Could a new OpenSSL defect be worse than Heartbleed?


OpenSSL is ready to rollout a major security update to patch a "high" severity security flaw that security researchers pray is not as bad as Heartbleed.

The project team behind OpenSSL explained that a new release will debut on March 19 that fixes security defects in versions 1.0.2a, 1.0.1m, 1.0.0r and 0.9.8zf of OpenSSL, and Gavin Millard from Tenable Network Security is one of those keeping his fingers crossed.

"With the contributors to the OpenSSL project staying tight lipped apart from stating it will be classified as "High Severity", it would be prudent for organisations to identify all systems affected in advance of the patch to deploy the updates if required," said Millard, technical director at Tenable Network Security. "Hopefully this bug will be less severe than Heartbleed but, until Thursday, only a few will know."

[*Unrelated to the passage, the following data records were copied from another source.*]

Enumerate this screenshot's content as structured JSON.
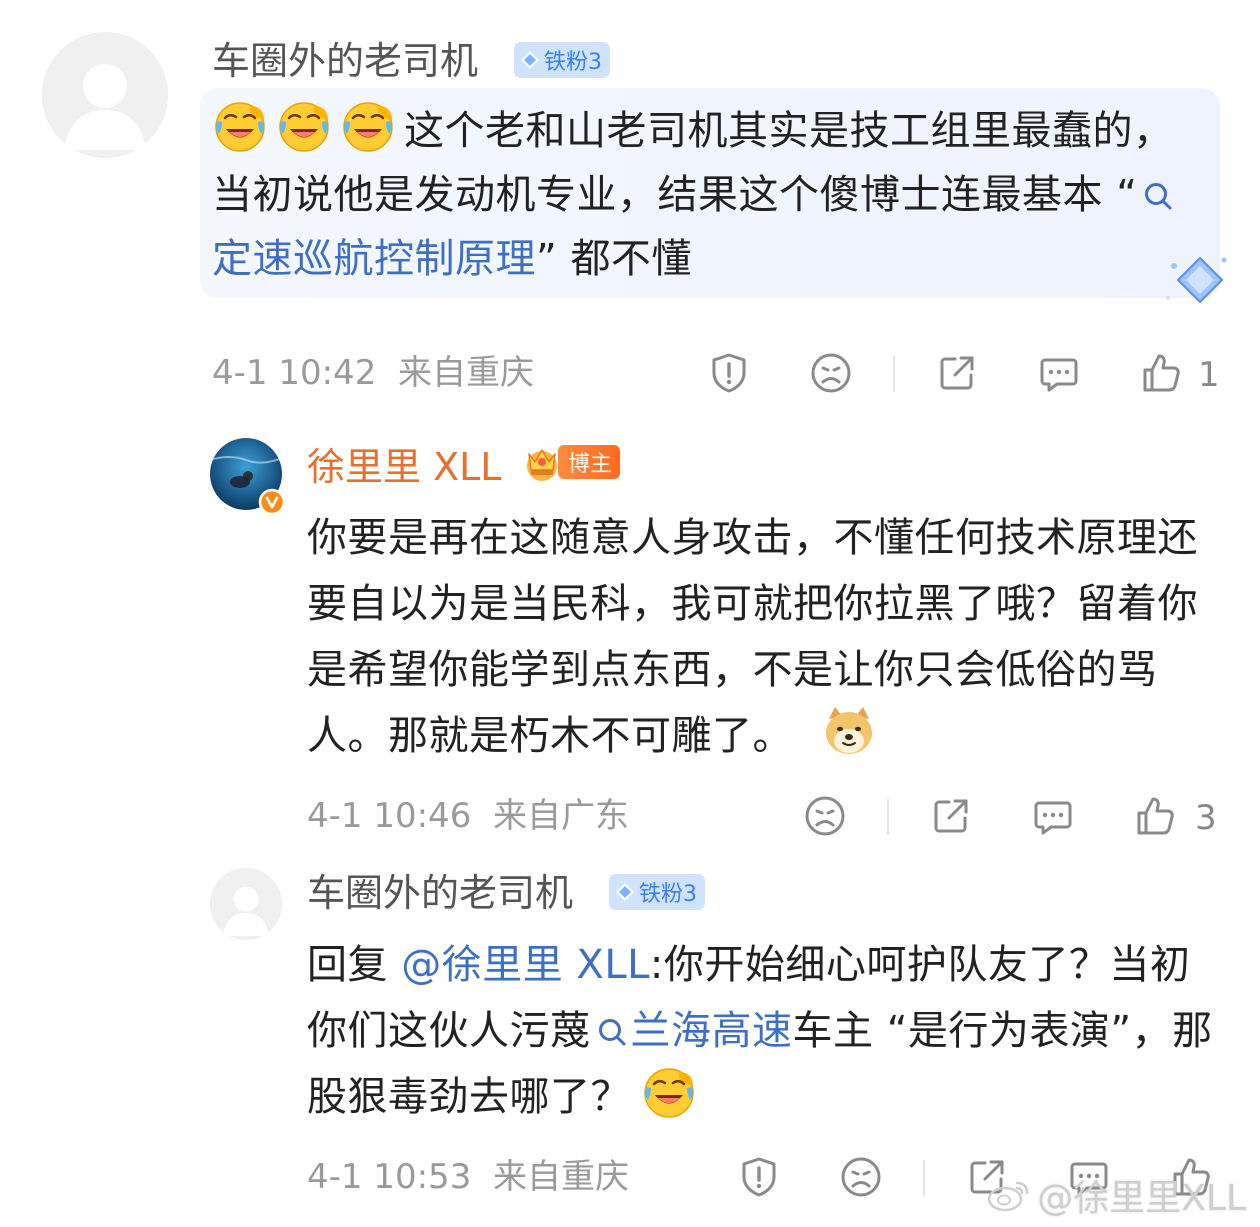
{
  "comments": [
    {
      "username": "车圈外的老司机",
      "fan_badge": "铁粉3",
      "text_prefix": "这个老和山老司机其实是技工组里最蠢的，当初说他是发动机专业，结果这个傻博士连最基本 “",
      "topic_link": "定速巡航控制原理",
      "text_suffix": "” 都不懂",
      "time": "4-1 10:42",
      "location": "来自重庆",
      "likes": "1"
    },
    {
      "username": "徐里里 XLL",
      "role_badge": "博主",
      "text": "你要是再在这随意人身攻击，不懂任何技术原理还要自以为是当民科，我可就把你拉黑了哦？留着你是希望你能学到点东西，不是让你只会低俗的骂人。那就是朽木不可雕了。",
      "time": "4-1 10:46",
      "location": "来自广东",
      "likes": "3"
    },
    {
      "username": "车圈外的老司机",
      "fan_badge": "铁粉3",
      "reply_prefix": "回复 ",
      "mention": "@徐里里 XLL",
      "text_a": ":你开始细心呵护队友了？当初你们这伙人污蔑",
      "topic_link": "兰海高速",
      "text_b": "车主 “是行为表演”，那股狠毒劲去哪了？",
      "time": "4-1 10:53",
      "location": "来自重庆"
    }
  ],
  "watermark": "@徐里里XLL",
  "colors": {
    "link": "#3e6fc5",
    "blogger_name": "#e8702a",
    "meta": "#9a9a9a",
    "fan_badge_bg": "#cfe3ff",
    "fan_badge_text": "#3b7ff0"
  },
  "icons": [
    "report-icon",
    "dislike-face-icon",
    "share-icon",
    "reply-icon",
    "like-icon",
    "laugh-cry-emoji",
    "doge-emoji",
    "diamond-sticker",
    "search-icon",
    "weibo-logo-icon"
  ]
}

Organisations that rely on OpenSSL will need to be quick to patch up the flaw. Being open source, the security update will allow malicious actors to work out how to take advantage of the vulnerability and attack any sites that haven't been updated.

What is Heartbleed?

Heartbleed was discovered last April after being undiscovered for two years and was a serious vulnerability in OpenSSL that allowed attackers to read up to 64KB of the host's memory before repeating it to read more RAM.

OpenSSL version 1.0.1g fixed the problem, but there were fears at the time that some sites simply wouldn't remember to update to the newest version. Even with the latest problem being patched up tomorrow, there will be concerns that some sites won't update.